Der Prophet Alma hat zum Glauben gesagt: Glaube heißt nicht, dass man eine vollkommene Kenntnis von etwas hat; wenn ihr darum Glauben habt, so hofft ihr auf etwas, was man nicht sieht, was aber wahr ist. (Alma 32:21).

Glauben steht immer am Anfang menschlichen Handelns. Alma hat das so beschrieben: Nun, wie ich vom Glauben gesagt habe, – dass er nicht eine vollkommene Kenntnis sei – so ist es auch mit meinen Worten. Ihr könnt zunächst nicht bis zur Vollkommenheit wissen, dass sie gewiss und wahr sind, ebensowenig wie der Glaube vollkommenes Wissen ist.
Aber siehe, wenn ihr eure Geisteskraft weckt und aufrüttelt, um mit meinen Worten auch nur einen Versuch zu machen, und zu einem kleinen Teil Glauben ausübt, ja, selbst wenn ihr nicht mehr könnt, als dass ihr den Wunsch habt zu glauben, dann lasst diesen Wunsch in euch wirken, ja, bis ihr auf eine Weise glaubt, so dass ihr einem Teil meiner Worte Raum geben könnt.
(Alma 32:26-27)

Das bezieht sich auf alle Lebensbereiche, also nicht nur auf Religion und Wissenschaft, sondern auch auf das alltägliche Leben. Wenn man diesen Worten Raum gibt, dann wird man dazu veranlasst zu handeln. Man setzt sich ins Auto und dreht den Zündschlüssel in dem Glauben, dass es anspringen wird, man verlangt in einer Metzgerei eine Leberkässemmel in dem Glauben, dass es dort Semmeln und Leberkäs gibt, man gibt einem Patienten ein bestimmtes Medikament in dem Glauben, dass es das Leiden lindert, man betet zu Gott in dem Glauben, dass er antworten wird (zumindest tut man das als Mormone). All diese Handlungen geschehen ohne Gewissheit. Die Gewissheit ergibt sich erst aus dem Ergebnis von glaubensvollem Handeln: Das Auto springt an, ich bekomme eine Leberkässemmel, das Medikament hilft und Gott antwortet. Auf der Basis dieser Erfahrungen wird der Glauben stärker und bewegt zu neuerlichem entsprechendem Handeln. Glaubensvolles Handeln führt also zu sichtbaren oder fühlbaren Ergebnissen.

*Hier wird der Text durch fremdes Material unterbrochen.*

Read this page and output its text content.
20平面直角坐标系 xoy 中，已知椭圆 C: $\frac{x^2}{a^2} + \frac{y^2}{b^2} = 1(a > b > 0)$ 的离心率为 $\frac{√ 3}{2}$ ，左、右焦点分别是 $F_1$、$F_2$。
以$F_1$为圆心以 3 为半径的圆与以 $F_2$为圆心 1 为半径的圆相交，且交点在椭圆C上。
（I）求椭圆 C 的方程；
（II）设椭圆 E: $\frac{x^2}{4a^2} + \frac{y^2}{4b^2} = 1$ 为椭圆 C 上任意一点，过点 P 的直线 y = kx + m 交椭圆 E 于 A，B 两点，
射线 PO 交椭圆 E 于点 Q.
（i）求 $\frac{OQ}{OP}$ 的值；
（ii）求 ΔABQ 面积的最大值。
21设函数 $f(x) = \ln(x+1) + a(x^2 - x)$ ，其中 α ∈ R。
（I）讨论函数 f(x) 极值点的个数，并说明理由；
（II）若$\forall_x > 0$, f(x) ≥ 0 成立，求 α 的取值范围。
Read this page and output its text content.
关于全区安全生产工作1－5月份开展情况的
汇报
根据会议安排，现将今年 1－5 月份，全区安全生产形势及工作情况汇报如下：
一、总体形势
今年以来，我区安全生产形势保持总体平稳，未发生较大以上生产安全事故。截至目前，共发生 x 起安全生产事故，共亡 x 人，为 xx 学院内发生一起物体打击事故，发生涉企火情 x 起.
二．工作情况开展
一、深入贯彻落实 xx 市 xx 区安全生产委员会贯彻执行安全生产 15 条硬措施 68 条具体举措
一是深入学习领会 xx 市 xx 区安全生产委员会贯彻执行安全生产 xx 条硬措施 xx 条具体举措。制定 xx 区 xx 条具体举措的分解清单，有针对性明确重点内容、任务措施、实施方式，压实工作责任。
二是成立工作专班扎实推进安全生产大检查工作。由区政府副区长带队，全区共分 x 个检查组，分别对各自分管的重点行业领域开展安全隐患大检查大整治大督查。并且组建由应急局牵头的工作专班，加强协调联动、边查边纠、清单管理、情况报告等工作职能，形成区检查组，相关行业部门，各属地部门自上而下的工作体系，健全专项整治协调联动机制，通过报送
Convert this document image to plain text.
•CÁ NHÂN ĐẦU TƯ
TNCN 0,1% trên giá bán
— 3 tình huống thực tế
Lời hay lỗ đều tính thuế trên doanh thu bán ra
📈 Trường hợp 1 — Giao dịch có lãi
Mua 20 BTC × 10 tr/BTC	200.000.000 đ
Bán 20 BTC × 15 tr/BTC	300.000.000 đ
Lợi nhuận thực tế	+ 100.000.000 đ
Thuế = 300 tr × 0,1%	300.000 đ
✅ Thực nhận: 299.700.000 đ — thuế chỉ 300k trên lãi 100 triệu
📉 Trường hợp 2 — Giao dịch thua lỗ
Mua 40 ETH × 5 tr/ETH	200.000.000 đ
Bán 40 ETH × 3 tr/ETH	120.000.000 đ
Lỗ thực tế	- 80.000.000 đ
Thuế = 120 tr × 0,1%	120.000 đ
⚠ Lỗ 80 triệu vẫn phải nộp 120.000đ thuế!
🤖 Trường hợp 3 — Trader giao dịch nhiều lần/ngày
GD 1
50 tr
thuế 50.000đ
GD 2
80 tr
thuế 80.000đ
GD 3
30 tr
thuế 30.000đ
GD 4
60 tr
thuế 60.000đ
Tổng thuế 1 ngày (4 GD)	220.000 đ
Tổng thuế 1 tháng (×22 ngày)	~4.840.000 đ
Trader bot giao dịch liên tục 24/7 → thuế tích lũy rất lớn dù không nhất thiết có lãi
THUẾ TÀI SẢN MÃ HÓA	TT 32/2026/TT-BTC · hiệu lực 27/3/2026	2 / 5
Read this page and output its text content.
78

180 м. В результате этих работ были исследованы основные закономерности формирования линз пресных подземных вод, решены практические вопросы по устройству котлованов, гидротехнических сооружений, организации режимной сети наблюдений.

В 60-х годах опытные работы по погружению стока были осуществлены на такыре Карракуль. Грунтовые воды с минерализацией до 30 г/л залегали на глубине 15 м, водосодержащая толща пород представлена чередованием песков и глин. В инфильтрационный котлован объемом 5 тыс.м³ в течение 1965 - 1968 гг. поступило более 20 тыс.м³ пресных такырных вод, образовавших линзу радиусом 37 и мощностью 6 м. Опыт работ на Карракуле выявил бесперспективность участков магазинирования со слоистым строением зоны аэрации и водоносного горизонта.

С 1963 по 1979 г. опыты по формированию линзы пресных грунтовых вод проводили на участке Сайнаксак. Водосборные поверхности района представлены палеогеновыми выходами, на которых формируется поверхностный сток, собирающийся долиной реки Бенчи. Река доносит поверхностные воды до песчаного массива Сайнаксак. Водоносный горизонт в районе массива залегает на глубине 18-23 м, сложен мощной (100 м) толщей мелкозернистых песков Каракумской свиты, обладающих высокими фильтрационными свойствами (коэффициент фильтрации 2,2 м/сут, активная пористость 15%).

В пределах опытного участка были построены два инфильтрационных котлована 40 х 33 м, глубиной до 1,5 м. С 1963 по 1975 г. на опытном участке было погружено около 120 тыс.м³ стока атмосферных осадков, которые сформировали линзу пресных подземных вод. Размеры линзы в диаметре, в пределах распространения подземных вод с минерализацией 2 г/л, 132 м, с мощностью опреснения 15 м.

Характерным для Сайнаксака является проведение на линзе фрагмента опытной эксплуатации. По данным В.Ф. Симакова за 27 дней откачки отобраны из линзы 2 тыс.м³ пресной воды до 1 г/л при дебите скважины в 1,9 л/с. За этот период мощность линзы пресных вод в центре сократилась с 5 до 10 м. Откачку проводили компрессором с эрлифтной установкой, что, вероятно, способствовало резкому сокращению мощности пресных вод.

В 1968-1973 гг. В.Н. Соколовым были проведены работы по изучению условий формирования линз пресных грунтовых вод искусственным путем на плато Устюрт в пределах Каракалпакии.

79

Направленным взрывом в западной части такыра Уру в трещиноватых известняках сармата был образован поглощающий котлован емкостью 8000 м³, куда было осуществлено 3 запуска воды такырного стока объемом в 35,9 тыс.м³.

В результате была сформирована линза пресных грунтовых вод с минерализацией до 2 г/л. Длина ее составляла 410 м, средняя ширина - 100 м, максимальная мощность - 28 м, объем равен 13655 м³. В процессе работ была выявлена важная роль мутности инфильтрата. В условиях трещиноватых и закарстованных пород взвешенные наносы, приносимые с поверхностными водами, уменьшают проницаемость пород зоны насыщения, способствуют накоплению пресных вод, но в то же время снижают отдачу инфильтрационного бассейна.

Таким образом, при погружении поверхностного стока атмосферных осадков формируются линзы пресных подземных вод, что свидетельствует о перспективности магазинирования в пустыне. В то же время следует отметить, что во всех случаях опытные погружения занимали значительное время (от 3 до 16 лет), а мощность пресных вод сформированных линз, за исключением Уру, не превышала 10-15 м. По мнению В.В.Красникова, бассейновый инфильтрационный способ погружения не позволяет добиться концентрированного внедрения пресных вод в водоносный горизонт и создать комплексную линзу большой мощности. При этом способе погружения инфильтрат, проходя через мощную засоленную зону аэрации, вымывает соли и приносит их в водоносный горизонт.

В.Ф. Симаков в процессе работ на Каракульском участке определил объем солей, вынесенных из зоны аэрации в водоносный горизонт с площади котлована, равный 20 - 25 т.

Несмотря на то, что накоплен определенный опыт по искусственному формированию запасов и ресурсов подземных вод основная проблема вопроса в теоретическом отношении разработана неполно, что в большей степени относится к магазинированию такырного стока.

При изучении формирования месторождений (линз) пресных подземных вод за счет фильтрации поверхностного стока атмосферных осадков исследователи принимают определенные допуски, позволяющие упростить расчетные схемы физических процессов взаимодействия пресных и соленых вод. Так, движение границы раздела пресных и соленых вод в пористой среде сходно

Ich denke, dass im religiösen Bereich aus Glauben heraus gehandelt wird, braucht keine weitere Erklärung. Betrachten wir in dieser Hinsicht also die Wissenschaft. Schon lange befassen sich Philosophen, die zum Teil auch Naturwissenschaftler sind, mit dem Studium der Frage, auf welche Weise Erkenntnisse gewonnen werden.

Karl Popper, einer der bedeutendsten Philosophen des 20. Jahrhunderts, hat sich mit diesem Problem besonders in seinem Werk „Logik der Forschung” von 1934 befasst, das er Zeit seines Lebens durch Anhänge und Anmerkungen erweiterte. Alleine aus dieser Tatsache kann gefolgert werden, dass das Problem des Erkennens nicht leicht zu fassen ist.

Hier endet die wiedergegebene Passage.